FAA administrator to head trade group when term expires

Blakey testifies before a Senate Commerce Committee last year. Blakey testifies before a Senate Commerce Committee last year. Kevin Dietsch /Landov
The head of the Federal Aviation Administration said late Tuesday that once her five-year appointment ends this fall, she will take a job as president and CEO of an aerospace trade group.

FAA Administrator Marion Blakey's term is up Sept. 13, and she will join the Aerospace Industries Association on Nov. 12.

"Her exceptional experience in the executive branch of government, as well her deep expertise in public affairs and government relations, will greatly benefit all the members of AIA as she represents the industry in the years ahead," said William Swanson, chair of the AIA Board of Governors and chairman and CEO of Raytheon, in a statement.

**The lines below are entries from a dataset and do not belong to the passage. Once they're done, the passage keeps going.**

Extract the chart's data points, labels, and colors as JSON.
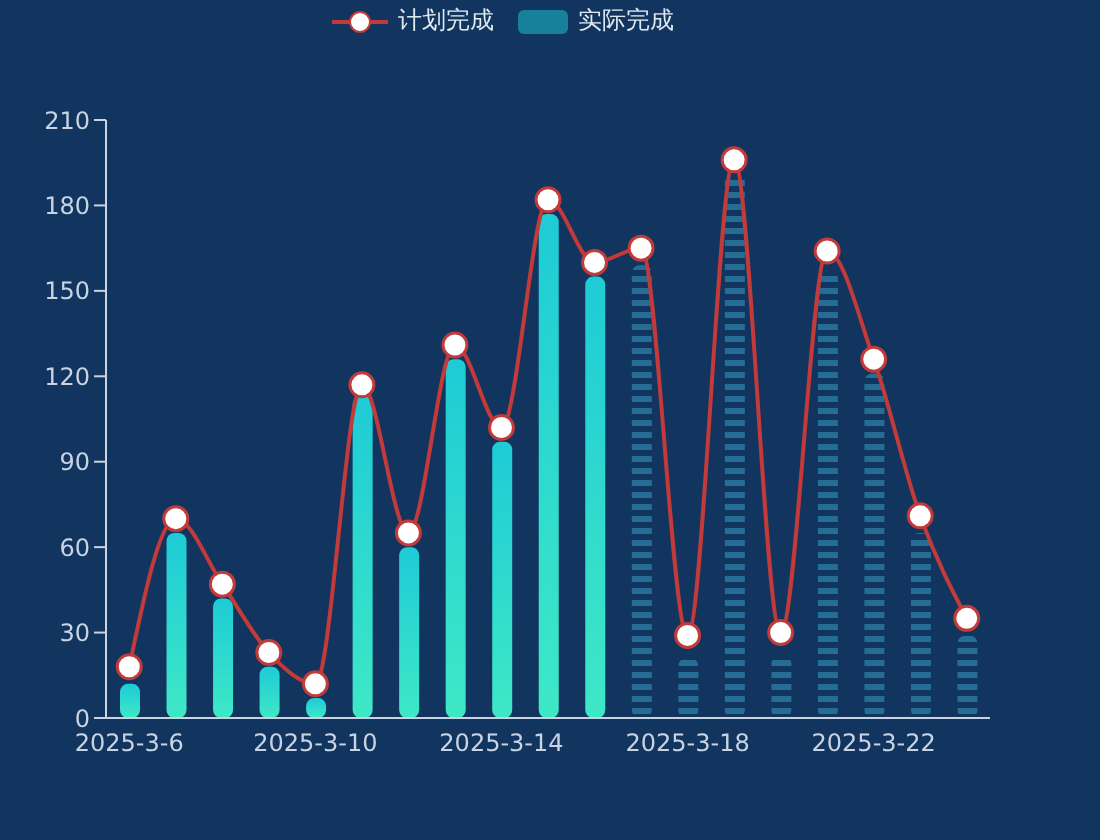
{
  "chart_data": {
    "type": "bar",
    "categories": [
      "2025-3-6",
      null,
      null,
      null,
      "2025-3-10",
      null,
      null,
      null,
      "2025-3-14",
      null,
      null,
      null,
      "2025-3-18",
      null,
      null,
      null,
      "2025-3-22",
      null,
      null
    ],
    "series": [
      {
        "name": "计划完成",
        "type": "line",
        "color": "#c23a3a",
        "values": [
          18,
          70,
          47,
          23,
          12,
          117,
          65,
          131,
          102,
          182,
          160,
          165,
          29,
          196,
          30,
          164,
          126,
          71,
          35
        ]
      },
      {
        "name": "实际完成",
        "color": "#1ecbd6",
        "colors": [
          "#1ecbd6",
          "#1ecbd6",
          "#1ecbd6",
          "#1ecbd6",
          "#1ecbd6",
          "#1ecbd6",
          "#1ecbd6",
          "#1ecbd6",
          "#1ecbd6",
          "#1ecbd6",
          "#1ecbd6",
          "#2b7aa3",
          "#2b7aa3",
          "#2b7aa3",
          "#2b7aa3",
          "#2b7aa3",
          "#2b7aa3",
          "#2b7aa3",
          "#2b7aa3"
        ],
        "values": [
          12,
          65,
          42,
          18,
          7,
          113,
          60,
          126,
          97,
          177,
          155,
          159,
          21,
          191,
          22,
          157,
          121,
          65,
          29
        ]
      }
    ],
    "ylim": [
      0,
      210
    ],
    "yticks": [
      0,
      30,
      60,
      90,
      120,
      150,
      180,
      210
    ],
    "grid": false,
    "legend": "top",
    "marker": "circle",
    "line_style": "solid"
  }
}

Blakey chaired the National Transportation Safety Board before her appointment at the FAA, and served as administrator of the National Highway Transportation Safety Administration from 1992 to 1993.

Between those periods of government service, she headed the consulting firm Blakey & Associates -- now Blakey & Agnew and headed by her sister Leslie and Jeff Agnew -- which specialized in transportation issues. Her clients included major industry players like DaimlerChrysler and Lockheed Martin, which is an AIA member. During Blakey's time at the FAA, Lockheed Martin won a $1.9 billion contract to run the agency's automated flight service stations, facilities that provide information to pilots about the weather and other flying conditions.

Critics expressed disappointment at the timing of the announcement of Blakey's appointment and its possible impact on aviation issues up for debate this fall. The legislation authorizing and funding the FAA expires at the end of the fiscal year on Sept. 30. Blakey has backed a proposal to change the way the agency is funded, and both the House and the Senate reauthorization bills include plans to give FAA employees more rights during contract negotiations.

"It's disappointing that the announcement was made while she's still the administrator," said Tom Brantley, president of the Professional Airways Systems Specialists, the union that represents FAA safety and maintenance workers. "I think it's inappropriate. I think it would be very hard for her to try to advocate any position without others looking at it with a jaundiced eye."

Though in the past, trade associations and lobbying firms often were eager to tout their hires from the highest ranks of government, "I've actually seen a trend where people aren't announcing where they're going when they leave public office," said Scott Amey, general counsel at the watchdog group Project on Government Oversight. "It draws more attention when it's announced when they're still in the government."

Regardless of appearances, Blakey may face restrictions on her activities as she moves over to the trade group. Because she was paid at Level II of the Executive Schedule, according to the 2004 Plum Book, she falls into a category of senior employees banned from lobbying their old agencies for a year after leaving government service under guidelines from the Office of Government Ethics.

That restriction could block Blakey from pushing a priority that she and the AIA share: the development of the Next Generation Air Transportation System, which would include revamping FAA's funding structure and upgrading air traffic control technology.

Blakey will replace John Douglass, who has headed AIA since 1998. According to National Journal magazine's most recent salary survey, Douglass's fiscal 2004 compensation was $603,856.